Football hooliganism is increasing in Scotland, but in the 80s that’s when football violence was at its worse. Over the past years it has being increasing in vast numbers of football thugs from different cities and whenever there team play they travel to the game and after hoping for a fight with the opposite firm.
The first recorded incident of a large scale crowd fight was in 1909 with Glasgow Celtic and Glasgow Rangers. Scotland’s first organised firm was Aberdeen (Aberdeen Soccer Casuals) which included Punks and skinheads. The ‘casual’ name became a big part in it because they wore casual clothing such as big brands known as Fila, Lacoste, ellesse and Adidas original. In this clothing they were disguised and had no trouble with police and now that there fights were organised it was bound to happen.
The other Scottish firms such as St.Mirren (Love Street Division), Clyde (Shawfield Shed End Boys), Dundee and Dundee United (Dundee Utility), Celtic (Celtic Soccer crew), Rangers (ICF Inter City Firm), Hibernian (Capital City Service), Motherwell (Saturday Service), Partick Thistle (North Glasgow Express), Falkirk (fear) And Dunfermline (Carnegie Soccer service), but topping all those firms was the victorious ASC Aberdeen Soccer Casuals.
In the 1980s the Aberdeen’s ASC and Hibernians CCS became the most feared casual force in Scotland but as Hibernian edging their way to the top spot after a few years. From the 2000s the casual scene has declined in Scotland but recently firms such as Aberdeen, Dundee Utility, Celtic Soccer Crew, Hibernian, Hearts, Partick Thistle, Airdrie, Love Street Division and Rangers Still have a large number of casuals active. In the Euros of 96 the CCS (hibs) along with Celtic’s CSC, Dundee Utility, Partick Thistle’s NGE, Motherwell’s SS, St Mirren’s LSD, and Aberdeen ASC organised a fight with Chelsea, Millwall, Rangers and Airdrie Section B in the centre of Trafalgar square. This incident attracted worldwide media with footage of the two large firms during the action.

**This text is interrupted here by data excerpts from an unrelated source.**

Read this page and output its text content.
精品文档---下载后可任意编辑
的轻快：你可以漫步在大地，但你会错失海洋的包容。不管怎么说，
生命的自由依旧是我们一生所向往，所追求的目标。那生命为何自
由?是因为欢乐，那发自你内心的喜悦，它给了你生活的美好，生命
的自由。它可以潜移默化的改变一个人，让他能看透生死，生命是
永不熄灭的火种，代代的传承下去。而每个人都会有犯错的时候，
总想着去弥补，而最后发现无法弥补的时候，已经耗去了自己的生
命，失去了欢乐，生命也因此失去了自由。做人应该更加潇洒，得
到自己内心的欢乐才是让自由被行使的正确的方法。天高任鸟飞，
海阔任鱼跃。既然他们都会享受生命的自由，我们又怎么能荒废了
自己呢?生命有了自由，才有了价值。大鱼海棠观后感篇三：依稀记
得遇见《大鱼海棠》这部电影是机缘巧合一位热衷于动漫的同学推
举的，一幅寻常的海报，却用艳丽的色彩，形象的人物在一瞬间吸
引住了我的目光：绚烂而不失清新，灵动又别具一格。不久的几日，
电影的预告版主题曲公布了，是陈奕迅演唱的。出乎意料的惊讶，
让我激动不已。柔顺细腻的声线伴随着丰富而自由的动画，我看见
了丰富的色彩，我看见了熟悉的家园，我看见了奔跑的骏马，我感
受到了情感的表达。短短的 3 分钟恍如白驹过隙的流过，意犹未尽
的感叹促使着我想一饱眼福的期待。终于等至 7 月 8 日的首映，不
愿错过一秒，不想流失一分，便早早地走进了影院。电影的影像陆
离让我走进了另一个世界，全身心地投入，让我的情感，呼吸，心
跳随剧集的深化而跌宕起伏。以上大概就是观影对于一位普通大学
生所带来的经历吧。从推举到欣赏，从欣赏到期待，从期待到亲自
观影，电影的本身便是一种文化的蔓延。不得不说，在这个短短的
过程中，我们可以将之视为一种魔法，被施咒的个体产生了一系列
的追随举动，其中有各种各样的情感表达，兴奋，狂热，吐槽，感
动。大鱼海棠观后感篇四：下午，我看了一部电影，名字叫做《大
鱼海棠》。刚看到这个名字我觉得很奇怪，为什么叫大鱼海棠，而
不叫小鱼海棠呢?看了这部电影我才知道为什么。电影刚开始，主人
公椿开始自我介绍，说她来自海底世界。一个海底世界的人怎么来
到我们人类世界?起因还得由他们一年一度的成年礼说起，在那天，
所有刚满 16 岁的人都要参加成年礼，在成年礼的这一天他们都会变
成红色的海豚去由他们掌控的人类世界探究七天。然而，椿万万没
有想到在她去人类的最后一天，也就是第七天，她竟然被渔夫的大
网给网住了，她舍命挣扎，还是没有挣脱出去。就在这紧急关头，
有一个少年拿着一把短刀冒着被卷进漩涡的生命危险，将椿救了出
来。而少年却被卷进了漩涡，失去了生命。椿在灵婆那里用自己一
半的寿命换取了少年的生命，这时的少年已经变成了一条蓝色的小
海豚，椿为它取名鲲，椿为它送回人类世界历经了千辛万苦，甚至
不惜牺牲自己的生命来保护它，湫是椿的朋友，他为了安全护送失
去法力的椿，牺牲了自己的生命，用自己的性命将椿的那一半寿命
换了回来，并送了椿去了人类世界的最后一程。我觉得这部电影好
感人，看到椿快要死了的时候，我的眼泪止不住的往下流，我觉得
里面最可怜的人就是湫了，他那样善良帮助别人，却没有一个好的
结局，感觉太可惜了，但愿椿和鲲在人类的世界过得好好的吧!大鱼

In the 2000s the police had to come up a solution to reduce the numbers of firms and in a result of this any football casual caught in action was handed a stretch of five years in prison, the government hit the casual scene hard by doing this. They also increased the number of CCTV in Britain. In Scotland they also introduced FoCus police which go to games and video a suspicious crowd and they will try and gather on suspects of the football firm. It has worked out to be a good idea and it has caused some football clubs to ban the some of the casuals from the ground temporary or even permanently, this at least stops violence inside the grounds of the football club.
Football violence in Scotland is bad but in England its history goes way back. England has double the firms and probably triples the amount of casual members. In England football hooliganism is far worse than what it is in Scotland but the police are on top of it. I think all this violence at football should be stopped because it is a family sport there are children at the game, not only violence but racism and sectarianism should also have a stop put to it and the worst culprits are the English because of the size of the country the members of the firms double.
Schemes like ‘Show Racism the Red Card’ have had an impact on the situation because racism is out of order but also really offensive. In the modern day it is the youngsters keeping the scene
The youngsters see themselves as the next generation but they are young and obviously don’t know what they are getting themselves into. Football violence is a horrible thing and very dangerous so it is vital that the police are always on their toes ready for the firms to kick off at any moment and cause catastrophe in Britain’s streets. The police are cracking down on the big names in the game which is good progress and hopefully in feature years the casual scene is totally broke down and football fans don’t need to worry about their safety and enjoy the wonderful game of football.